You must have come across the term ‘mortgage’ many times while going through your loan application and wondered what it means. Simply put, it is a kind security. When the financial assistance availed from a bank or NBFC is a secured one, collateral has to be provided. Below is a simple primer to help you understand what a mortgage loan is.
What is a mortgage?
A loan which is backed by security over property or real estate is called a mortgage backed loan. Several types of loan can be in the nature of a mortgage backed loan, home loan being the most common one. Legally speaking, mortgage refers to a security interest which can be created on any immovable property.
Who can take a mortgage loan?
There are different categories of mortgage loans which kind of availed depending on the profile of the borrower. When an individual avail a loan, usually the mortgage is created over a piece of property or house of land. When a commercial entity avails a mortgage loan, it can also be created over commercial spaces, including flats or parcels of land.
Loan against property means that the borrower can avail a huge quantum of money, by simply offering security over property. However, the borrower must pay close attention to the repayment schedule decided by the bank as well the foreclosure charges that can be levied by a bank in case of an early repayment of the loan.
Loans against property usually has a smaller EMI to paid over a longer period of time. The repayment tenure is usually 15 years. Most banks offer very attractive interest rates for availing a loan against property. This makes it a lucrative option for many borrowers.
Is there any restriction on the ways in which you utilise the loan amount which has been given as a loan against property?

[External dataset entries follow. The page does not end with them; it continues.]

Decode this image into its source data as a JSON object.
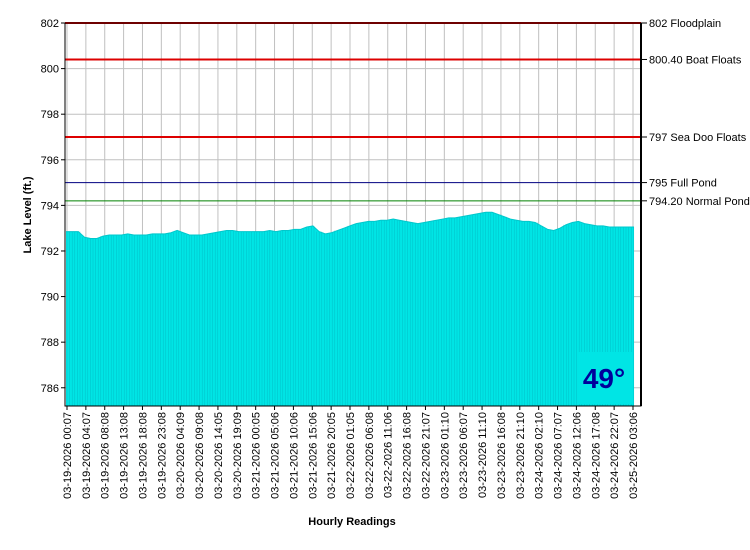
{
  "chart_data": {
    "type": "area",
    "title": "",
    "xlabel": "Hourly Readings",
    "ylabel": "Lake Level (ft.)",
    "ylim": [
      785.2,
      802
    ],
    "y_ticks": [
      786,
      788,
      790,
      792,
      794,
      796,
      798,
      800,
      802
    ],
    "grid": true,
    "x_tick_labels": [
      "03-19-2026 00:07",
      "03-19-2026 04:07",
      "03-19-2026 08:08",
      "03-19-2026 13:08",
      "03-19-2026 18:08",
      "03-19-2026 23:08",
      "03-20-2026 04:09",
      "03-20-2026 09:08",
      "03-20-2026 14:05",
      "03-20-2026 19:09",
      "03-21-2026 00:05",
      "03-21-2026 05:06",
      "03-21-2026 10:06",
      "03-21-2026 15:06",
      "03-21-2026 20:05",
      "03-22-2026 01:05",
      "03-22-2026 06:08",
      "03-22-2026 11:06",
      "03-22-2026 16:08",
      "03-22-2026 21:07",
      "03-23-2026 01:10",
      "03-23-2026 06:07",
      "03-23-2026 11:10",
      "03-23-2026 16:08",
      "03-23-2026 21:10",
      "03-24-2026 02:10",
      "03-24-2026 07:07",
      "03-24-2026 12:06",
      "03-24-2026 17:08",
      "03-24-2026 22:07",
      "03-25-2026 03:06"
    ],
    "series": [
      {
        "values": [
          792.85,
          792.85,
          792.85,
          792.6,
          792.55,
          792.55,
          792.65,
          792.7,
          792.7,
          792.7,
          792.75,
          792.7,
          792.7,
          792.7,
          792.75,
          792.75,
          792.75,
          792.8,
          792.9,
          792.8,
          792.7,
          792.7,
          792.7,
          792.75,
          792.8,
          792.85,
          792.9,
          792.9,
          792.85,
          792.85,
          792.85,
          792.85,
          792.85,
          792.9,
          792.85,
          792.9,
          792.9,
          792.95,
          792.95,
          793.05,
          793.1,
          792.85,
          792.75,
          792.8,
          792.9,
          793.0,
          793.1,
          793.2,
          793.25,
          793.3,
          793.3,
          793.35,
          793.35,
          793.4,
          793.35,
          793.3,
          793.25,
          793.2,
          793.25,
          793.3,
          793.35,
          793.4,
          793.45,
          793.45,
          793.5,
          793.55,
          793.6,
          793.65,
          793.7,
          793.7,
          793.6,
          793.5,
          793.4,
          793.35,
          793.3,
          793.3,
          793.25,
          793.1,
          792.95,
          792.9,
          793.0,
          793.15,
          793.25,
          793.3,
          793.2,
          793.15,
          793.1,
          793.1,
          793.05,
          793.05,
          793.05,
          793.05,
          793.05
        ],
        "color": "#00e5e5"
      }
    ],
    "reference_lines": [
      {
        "value": 802,
        "label": "802 Floodplain",
        "color": "#dd0000"
      },
      {
        "value": 800.4,
        "label": "800.40 Boat Floats",
        "color": "#dd0000"
      },
      {
        "value": 797,
        "label": "797 Sea Doo Floats",
        "color": "#dd0000"
      },
      {
        "value": 795,
        "label": "795 Full Pond",
        "color": "#000080"
      },
      {
        "value": 794.2,
        "label": "794.20 Normal Pond",
        "color": "#008000"
      }
    ]
  },
  "temperature": {
    "value": "49°",
    "box_color": "#00e5e5",
    "text_color": "#00009b"
  }
}
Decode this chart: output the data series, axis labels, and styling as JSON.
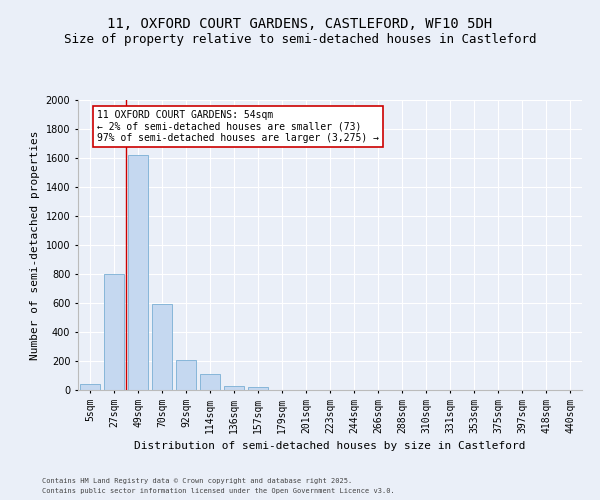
{
  "title": "11, OXFORD COURT GARDENS, CASTLEFORD, WF10 5DH",
  "subtitle": "Size of property relative to semi-detached houses in Castleford",
  "xlabel": "Distribution of semi-detached houses by size in Castleford",
  "ylabel": "Number of semi-detached properties",
  "categories": [
    "5sqm",
    "27sqm",
    "49sqm",
    "70sqm",
    "92sqm",
    "114sqm",
    "136sqm",
    "157sqm",
    "179sqm",
    "201sqm",
    "223sqm",
    "244sqm",
    "266sqm",
    "288sqm",
    "310sqm",
    "331sqm",
    "353sqm",
    "375sqm",
    "397sqm",
    "418sqm",
    "440sqm"
  ],
  "values": [
    42,
    800,
    1620,
    595,
    205,
    112,
    25,
    20,
    0,
    0,
    0,
    0,
    0,
    0,
    0,
    0,
    0,
    0,
    0,
    0,
    0
  ],
  "bar_color": "#c5d8f0",
  "bar_edge_color": "#7aafd4",
  "vline_color": "#cc0000",
  "annotation_text": "11 OXFORD COURT GARDENS: 54sqm\n← 2% of semi-detached houses are smaller (73)\n97% of semi-detached houses are larger (3,275) →",
  "annotation_box_color": "#ffffff",
  "annotation_box_edge": "#cc0000",
  "ylim": [
    0,
    2000
  ],
  "yticks": [
    0,
    200,
    400,
    600,
    800,
    1000,
    1200,
    1400,
    1600,
    1800,
    2000
  ],
  "footer_line1": "Contains HM Land Registry data © Crown copyright and database right 2025.",
  "footer_line2": "Contains public sector information licensed under the Open Government Licence v3.0.",
  "bg_color": "#eaeff8",
  "grid_color": "#ffffff",
  "title_fontsize": 10,
  "subtitle_fontsize": 9,
  "axis_fontsize": 7,
  "ylabel_fontsize": 8,
  "xlabel_fontsize": 8,
  "footer_fontsize": 5,
  "ann_fontsize": 7
}
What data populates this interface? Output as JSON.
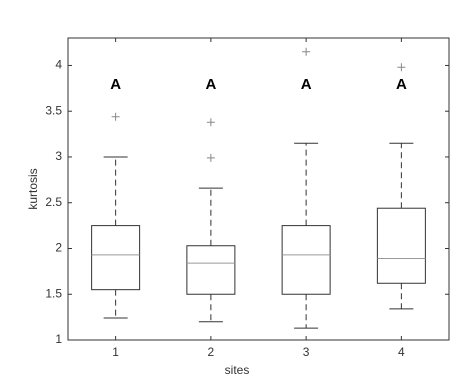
{
  "chart_data": {
    "type": "box",
    "x_label": "sites",
    "y_label": "kurtosis",
    "categories": [
      "1",
      "2",
      "3",
      "4"
    ],
    "boxes": [
      {
        "whislo": 1.24,
        "q1": 1.55,
        "med": 1.93,
        "q3": 2.25,
        "whishi": 3.0,
        "fliers": [
          3.44
        ]
      },
      {
        "whislo": 1.2,
        "q1": 1.5,
        "med": 1.84,
        "q3": 2.03,
        "whishi": 2.66,
        "fliers": [
          2.99,
          3.38
        ]
      },
      {
        "whislo": 1.13,
        "q1": 1.5,
        "med": 1.93,
        "q3": 2.25,
        "whishi": 3.15,
        "fliers": [
          4.15
        ]
      },
      {
        "whislo": 1.34,
        "q1": 1.62,
        "med": 1.89,
        "q3": 2.44,
        "whishi": 3.15,
        "fliers": [
          3.98
        ]
      }
    ],
    "annotations": [
      "A",
      "A",
      "A",
      "A"
    ],
    "color": "#333333",
    "median_color": "#999999",
    "flier_color": "#888888",
    "ylim": [
      1,
      4.3
    ],
    "yticks": [
      1,
      1.5,
      2,
      2.5,
      3,
      3.5,
      4
    ]
  }
}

Banks do not specify any end use of the money advanced against the security of property. The borrower is free to utilize the amounts for an upcoming emergency or even financing business plans. Self-employed and business professionals are also eligible to avail a mortgage backed loan.
What are the different types of mortgages that are legally permitted to be created in India?
Two common types of mortgages which are popular in India are a registered mortgage and one by way of deposit of title deeds. In case of the former, the deed is signed by the security provider and the bank is usually registered with the sub-registrar of assurances within whose jurisdiction the mortgaged property is located. If there a default by the borrower in the repayment of the loan, the bank has the power to sell off the mortgaged property without involving the court in the process. This one of the reasons by a registered mortgage is often the preferred choice of creation of security for the banks.
The other method of mortgage creation involves the deposit of title deeds relating to the property to be mortgaged. These land documents are handed over the bank or an agent of the bank and the mortgage is created by recording the delivery of these documents.
What kind of documentation needs to be furnished for availing a mortgage backed loan?
The application process for a mortgage backed loan is usually hassle free when compared to a commercial loan. The borrower will have to provide the duly filled in loan application, proof of identity, proof of income and address, documents evidencing the ownership of the property which is to be mortgaged. In certain cases, banks may undertake a valuation of the property to be mortgaged.
In case of commercial entities, it is possible to create a mortgage over a land which has been obtained on lease if the terms of the lease deed permit creation of security over such property. Usually, a consent letter from the lessor (the person or organization which has provided the lease and is the actual owner of the property) would be required, permitting the creation of mortgage over such property. Along with the application form and proofs of identity, address and income, you will also have to submit the ownership documents along with a property valuation report. Remember, to state the correct information as the lender will verify all the information furnished.